We know that the summation of an infinite G.P. is equal to:
${{S}_{\infty }}=\dfrac{a}{1-r}$
In the above formula, “a” is the first term of the series and “r” is the common ratio of the series. Plugging the values of first term and common ratio we get the summation of the infinite series.

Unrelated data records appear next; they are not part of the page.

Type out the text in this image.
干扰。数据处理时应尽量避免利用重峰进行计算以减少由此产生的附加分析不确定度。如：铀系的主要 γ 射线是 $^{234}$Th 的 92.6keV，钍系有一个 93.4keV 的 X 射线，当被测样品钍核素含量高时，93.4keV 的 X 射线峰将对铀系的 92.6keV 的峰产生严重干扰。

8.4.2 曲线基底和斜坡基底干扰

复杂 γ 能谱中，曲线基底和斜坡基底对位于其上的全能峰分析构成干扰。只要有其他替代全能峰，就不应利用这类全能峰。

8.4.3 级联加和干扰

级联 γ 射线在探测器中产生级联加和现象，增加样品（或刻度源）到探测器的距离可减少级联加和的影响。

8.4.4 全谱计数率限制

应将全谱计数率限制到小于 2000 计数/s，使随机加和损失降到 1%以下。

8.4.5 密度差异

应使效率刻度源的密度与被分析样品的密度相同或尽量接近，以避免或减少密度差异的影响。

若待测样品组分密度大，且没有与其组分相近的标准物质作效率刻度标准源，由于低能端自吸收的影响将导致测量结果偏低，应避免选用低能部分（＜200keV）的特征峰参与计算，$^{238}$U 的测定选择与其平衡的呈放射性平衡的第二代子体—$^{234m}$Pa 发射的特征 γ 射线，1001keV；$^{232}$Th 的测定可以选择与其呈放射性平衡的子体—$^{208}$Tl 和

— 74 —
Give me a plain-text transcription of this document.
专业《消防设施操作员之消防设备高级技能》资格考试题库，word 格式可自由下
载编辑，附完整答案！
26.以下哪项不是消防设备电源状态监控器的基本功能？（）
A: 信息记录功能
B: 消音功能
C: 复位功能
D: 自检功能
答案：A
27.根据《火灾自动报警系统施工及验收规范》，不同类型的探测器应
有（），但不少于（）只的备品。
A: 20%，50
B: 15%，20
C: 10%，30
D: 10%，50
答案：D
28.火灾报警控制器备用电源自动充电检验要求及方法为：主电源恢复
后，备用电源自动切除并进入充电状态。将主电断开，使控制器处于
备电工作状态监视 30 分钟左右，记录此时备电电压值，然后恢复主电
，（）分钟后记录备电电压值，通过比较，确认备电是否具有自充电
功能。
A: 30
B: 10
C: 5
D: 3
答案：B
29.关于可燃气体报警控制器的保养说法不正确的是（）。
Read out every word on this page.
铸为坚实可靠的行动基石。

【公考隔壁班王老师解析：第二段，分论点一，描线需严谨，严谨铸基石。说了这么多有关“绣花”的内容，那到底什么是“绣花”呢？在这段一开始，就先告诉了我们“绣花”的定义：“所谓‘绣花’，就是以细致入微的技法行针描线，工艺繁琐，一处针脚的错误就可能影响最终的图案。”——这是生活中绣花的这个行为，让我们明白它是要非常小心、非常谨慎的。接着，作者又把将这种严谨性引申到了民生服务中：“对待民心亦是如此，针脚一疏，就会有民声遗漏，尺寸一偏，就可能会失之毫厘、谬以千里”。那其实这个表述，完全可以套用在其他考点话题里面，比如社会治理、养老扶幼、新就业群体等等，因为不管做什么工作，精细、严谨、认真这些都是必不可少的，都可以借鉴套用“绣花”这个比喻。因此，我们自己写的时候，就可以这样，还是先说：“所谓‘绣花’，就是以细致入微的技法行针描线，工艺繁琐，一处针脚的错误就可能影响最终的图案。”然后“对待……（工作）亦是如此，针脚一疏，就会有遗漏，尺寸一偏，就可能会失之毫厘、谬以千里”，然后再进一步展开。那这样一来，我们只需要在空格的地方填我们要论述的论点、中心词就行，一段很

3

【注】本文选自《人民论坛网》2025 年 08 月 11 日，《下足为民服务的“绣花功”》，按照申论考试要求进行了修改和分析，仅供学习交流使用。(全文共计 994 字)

${{S}_{\infty }}=\dfrac{\dfrac{1}{3}}{1-\dfrac{1}{3}}$
$\Rightarrow {{S}_{\infty }}=\dfrac{\dfrac{1}{3}}{\dfrac{2}{3}}=\dfrac{1}{2}$
Substituting the above value of summation of infinite series in eq. (1) we get,
$\begin{aligned} & \dfrac{2}{3}S=4\left( \dfrac{1}{3}+\dfrac{1}{{{3}^{2}}}+\dfrac{1}{{{3}^{3}}}+\dfrac{1}{{{3}^{4}}}+............ \right) \\\ & \Rightarrow \dfrac{2}{3}S=4\left( \dfrac{1}{2} \right) \\\ & \Rightarrow \dfrac{2}{3}S=2 \\\ & \Rightarrow S=3 \\\ \end{aligned}$
From the above solution, we have found the summation of the infinite series as 3.

Note: The point to be noted that the formula for infinite G.P. that we have applied above is for the common ratio between -1 to 1. And in the given series the common ratio is $\dfrac{1}{3}$ which lies between -1 to 1.